Richard left in 2015 but still has shares and will tap up Rooney for funding for the next stage of SleepCogni, which is rolling it out to sleep clinics.
“I’m really excited about SleepCogni. Getting that data a few weeks ago was game-changing. For it to show the device helped people fall asleep and sleep better, to reduce insomnia in seven days was phenomenal, when you consider this is without drugs or tablets. It could save people's lives.
“If you don’t sleep well, you don’t perform well. It is linked to mental health but is often overlooked.
“During the pandemic and the tough times of the last 12 months people having difficulty falling asleep has increased by 70%.
“This product is a new way for people to sleep, to manage that rather than do it with drugs.
“Now we are raising £1million to roll it out to four sleep clinics, two in America and two here. That is the work for the next six months.”
He’s already a third of the way there and the dream is to get the product in some of the 4,000 sleep clinics in the US within 18 months.
Dad-of-one Richard knew things were looking good when his daughter Ella, six, came to stay. “I had left the ring on the side and she picked it up. Within five minutes she was asleep! It normally takes me an hour.
“She has used it since and fallen asleep quickly. When people use this, they start to understand how stress and anxiety affects them.”
And this month, SleepCogni was shortlisted for the Good Health and Well-Being Award.

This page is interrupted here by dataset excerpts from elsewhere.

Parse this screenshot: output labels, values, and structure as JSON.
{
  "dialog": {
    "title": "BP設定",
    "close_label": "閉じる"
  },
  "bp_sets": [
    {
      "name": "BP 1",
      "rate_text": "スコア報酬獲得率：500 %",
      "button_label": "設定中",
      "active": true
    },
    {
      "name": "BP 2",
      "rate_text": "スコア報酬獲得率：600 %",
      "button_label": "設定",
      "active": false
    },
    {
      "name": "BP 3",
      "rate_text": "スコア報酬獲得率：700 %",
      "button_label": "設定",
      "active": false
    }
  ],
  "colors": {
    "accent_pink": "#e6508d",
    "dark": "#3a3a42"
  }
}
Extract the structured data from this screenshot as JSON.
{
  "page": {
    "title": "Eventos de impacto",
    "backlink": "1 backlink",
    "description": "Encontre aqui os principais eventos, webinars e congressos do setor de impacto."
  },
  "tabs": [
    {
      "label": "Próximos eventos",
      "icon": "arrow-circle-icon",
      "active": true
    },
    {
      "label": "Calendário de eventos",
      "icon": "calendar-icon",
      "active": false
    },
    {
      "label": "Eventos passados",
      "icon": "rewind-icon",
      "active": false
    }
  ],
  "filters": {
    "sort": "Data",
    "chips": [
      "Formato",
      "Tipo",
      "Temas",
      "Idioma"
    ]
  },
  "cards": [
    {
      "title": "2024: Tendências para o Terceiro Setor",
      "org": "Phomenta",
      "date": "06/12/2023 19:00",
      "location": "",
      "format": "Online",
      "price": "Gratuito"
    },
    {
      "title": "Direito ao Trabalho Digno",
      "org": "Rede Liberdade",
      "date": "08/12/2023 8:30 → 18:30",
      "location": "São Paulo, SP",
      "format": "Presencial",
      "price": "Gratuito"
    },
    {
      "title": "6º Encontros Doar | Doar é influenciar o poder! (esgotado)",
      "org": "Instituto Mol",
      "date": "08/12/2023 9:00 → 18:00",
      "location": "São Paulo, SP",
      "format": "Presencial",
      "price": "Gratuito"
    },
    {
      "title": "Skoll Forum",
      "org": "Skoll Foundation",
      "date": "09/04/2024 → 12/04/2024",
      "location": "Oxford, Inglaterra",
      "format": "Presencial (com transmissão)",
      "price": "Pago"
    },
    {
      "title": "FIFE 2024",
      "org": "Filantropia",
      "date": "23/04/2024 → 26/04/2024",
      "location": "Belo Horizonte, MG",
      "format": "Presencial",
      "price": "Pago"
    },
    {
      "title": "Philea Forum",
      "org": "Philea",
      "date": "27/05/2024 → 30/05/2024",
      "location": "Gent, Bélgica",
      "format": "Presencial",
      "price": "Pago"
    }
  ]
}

Richard said: “To be shortlisted and recognized by the CogX judges, along with Babylon health, who are the biggest health tech company to come out of the UK in the past decade in my opinion, is an amazing acknowledgment of how far SleepCogni has come.
“Where else could you share a platform with the amazing Eric Topol, who is the pioneer of personalised medicine to global superstars like Robert Downey Jnr, Matthew McConaughey and Nile Rodgers.”
It sounds like Richard could become a very rich man, but he has other goals. “My aim is to change the world and do something cool.
“I want the investors who backed me to become rich to thank them for their faith.
“If I can help people the GPs can’t help, apart from with tablets, having an alternative would be game changing.”